Le gouvernement russe avait introduit à l'origine cet embargo du 15 août au 31 décembre 2010 pour contenir la hausse des prix engendrée par l'effondrement des récoltes en Russie en raison de la canicule et de la sécheresse de l'été. M. Poutine avait néanmoins prévenu que cette mesure d'exception, qui avait provoqué une hausse importante des cours mondiaux du blé, pourrait être étendue. Le Premier ministre a expliqué hier avoir pris la décision de prolonger l'embargo jusqu'aux récoltes de 2011 pour ne pas « générer des anxiétés inutiles, pour assurer la stabilité et la prévisibilité (...) pour tous les acteurs du marché ». La Russie est le troisième exportateur mondial de blé. Selon les experts, l'annonce de M. Poutine n'est pas surprenante. « Ce que tout le monde attendait est arrivé », a jugé Andreï Sizov de SovEcon, un cabinet moscovite de consultants spécialisés dans l'agriculture. Selon lui, l'embargo ne sera pas levé avant juillet 2011 lorsque les récoltes dans le sud du pays commenceront et que le gouvernement aura une idée des stocks de céréales. La Russie a été frappée par une sécheresse record qui dure depuis avril et qui a été aggravée en juillet et août par une canicule sans précédent accompagnée d'énormes incendies de forêt. Le gouvernement a abaissé à 60-65 millions de tonnes sa prévision de récolte de céréales pour 2010, contre 95 millions de tonnes initialement prévues.
Malgré l'entrée en vigueur de l'embargo, le pays voit ses prix alimentaires augmenter nettement. « Dans plusieurs régions, il y a des signes d'une hausse des prix et de pénurie de plusieurs produits », a reconnu hier le président russe Dmitri Medvedev, cité par les agences russes. « Selon les spécialistes (...) tout cela a un caractère spéculatif », a-t-il cependant assuré. Le président a alors ordonné aux dirigeants des régions russes de surveiller les prix, en se rendant dans les magasins et dans les marchés, selon Interfax. « Les gens comprennent que cette frénésie (des prix), c'est de la spéculation », a déclaré M. Medvedev qui s'est lui même rendu dans des magasins de la région de Saratov (Volga). « Malgré la chaleur anormale et la sécheresse, notre pays possède suffisamment de réserves », a-t-il affirmé.
Les autorités cherchent à rassurer la population russe qui se souvient encore des graves pénuries de produits alimentaires qui ont frappé l'Union soviétique, en particulier dans les années 1980.

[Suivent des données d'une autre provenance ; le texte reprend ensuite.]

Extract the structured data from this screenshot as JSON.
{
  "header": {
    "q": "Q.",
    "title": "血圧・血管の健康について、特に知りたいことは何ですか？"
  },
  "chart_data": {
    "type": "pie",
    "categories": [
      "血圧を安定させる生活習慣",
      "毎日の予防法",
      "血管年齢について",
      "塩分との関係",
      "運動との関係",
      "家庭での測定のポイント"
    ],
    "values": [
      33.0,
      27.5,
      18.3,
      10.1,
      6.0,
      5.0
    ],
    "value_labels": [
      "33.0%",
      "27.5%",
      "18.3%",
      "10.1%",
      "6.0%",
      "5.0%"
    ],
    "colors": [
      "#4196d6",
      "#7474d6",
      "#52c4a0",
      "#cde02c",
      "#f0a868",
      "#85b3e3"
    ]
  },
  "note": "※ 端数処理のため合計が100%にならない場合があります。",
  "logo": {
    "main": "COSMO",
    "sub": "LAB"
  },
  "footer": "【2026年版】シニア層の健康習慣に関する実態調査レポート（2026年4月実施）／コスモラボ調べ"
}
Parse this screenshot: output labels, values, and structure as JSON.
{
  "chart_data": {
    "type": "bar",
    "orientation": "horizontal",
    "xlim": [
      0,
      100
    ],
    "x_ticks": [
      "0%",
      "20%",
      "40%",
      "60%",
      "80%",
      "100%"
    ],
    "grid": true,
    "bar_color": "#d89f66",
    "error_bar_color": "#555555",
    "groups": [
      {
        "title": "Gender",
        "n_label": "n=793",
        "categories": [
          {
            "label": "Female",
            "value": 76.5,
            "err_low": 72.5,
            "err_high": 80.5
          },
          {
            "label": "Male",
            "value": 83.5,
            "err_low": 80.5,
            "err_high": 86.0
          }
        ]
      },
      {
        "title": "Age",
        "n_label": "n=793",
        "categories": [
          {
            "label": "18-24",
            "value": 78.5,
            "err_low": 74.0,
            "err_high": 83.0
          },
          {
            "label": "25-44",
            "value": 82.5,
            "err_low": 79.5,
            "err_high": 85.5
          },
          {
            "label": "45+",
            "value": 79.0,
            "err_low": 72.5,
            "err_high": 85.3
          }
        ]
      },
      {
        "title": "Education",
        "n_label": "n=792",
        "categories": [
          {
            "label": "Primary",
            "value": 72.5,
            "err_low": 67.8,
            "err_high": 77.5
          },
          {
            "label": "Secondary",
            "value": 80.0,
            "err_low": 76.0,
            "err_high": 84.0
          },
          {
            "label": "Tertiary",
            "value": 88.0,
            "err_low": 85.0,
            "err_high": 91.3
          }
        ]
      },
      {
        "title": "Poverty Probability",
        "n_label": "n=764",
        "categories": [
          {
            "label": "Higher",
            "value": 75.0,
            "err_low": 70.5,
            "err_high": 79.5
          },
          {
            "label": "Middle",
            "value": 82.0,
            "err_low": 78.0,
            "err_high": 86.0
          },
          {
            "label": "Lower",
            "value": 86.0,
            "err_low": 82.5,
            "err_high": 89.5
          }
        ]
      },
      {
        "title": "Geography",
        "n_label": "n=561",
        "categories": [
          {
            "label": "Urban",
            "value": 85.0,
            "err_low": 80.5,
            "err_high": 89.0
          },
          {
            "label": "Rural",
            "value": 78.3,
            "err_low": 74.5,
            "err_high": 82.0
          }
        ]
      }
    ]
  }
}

Par ailleurs, le vice-ministre russe du Développement économique Andreï Klepatch a revu lundi à la hausse ses prévisions d'inflation pour 2010 jusqu'à 7,8 %, au lieu des 6-7 % annoncés précédemment. Hier, le vice-président de la Banque centrale de Russie (BCR), Alexeï Oulioukaïev, cité par l'agence Interfax, a de son côté indiqué que la hausse de l'inflation en raison de la sécheresse s'étalera encore sur six mois ou un an. La hausse des prix est de mauvais augure pour les autorités russes qui se targuaient depuis l'année dernière d'être en passe de la dompter. En 2009, l'inflation s'était élevée à 8,8 %, contre 13,3 % l'année précédente.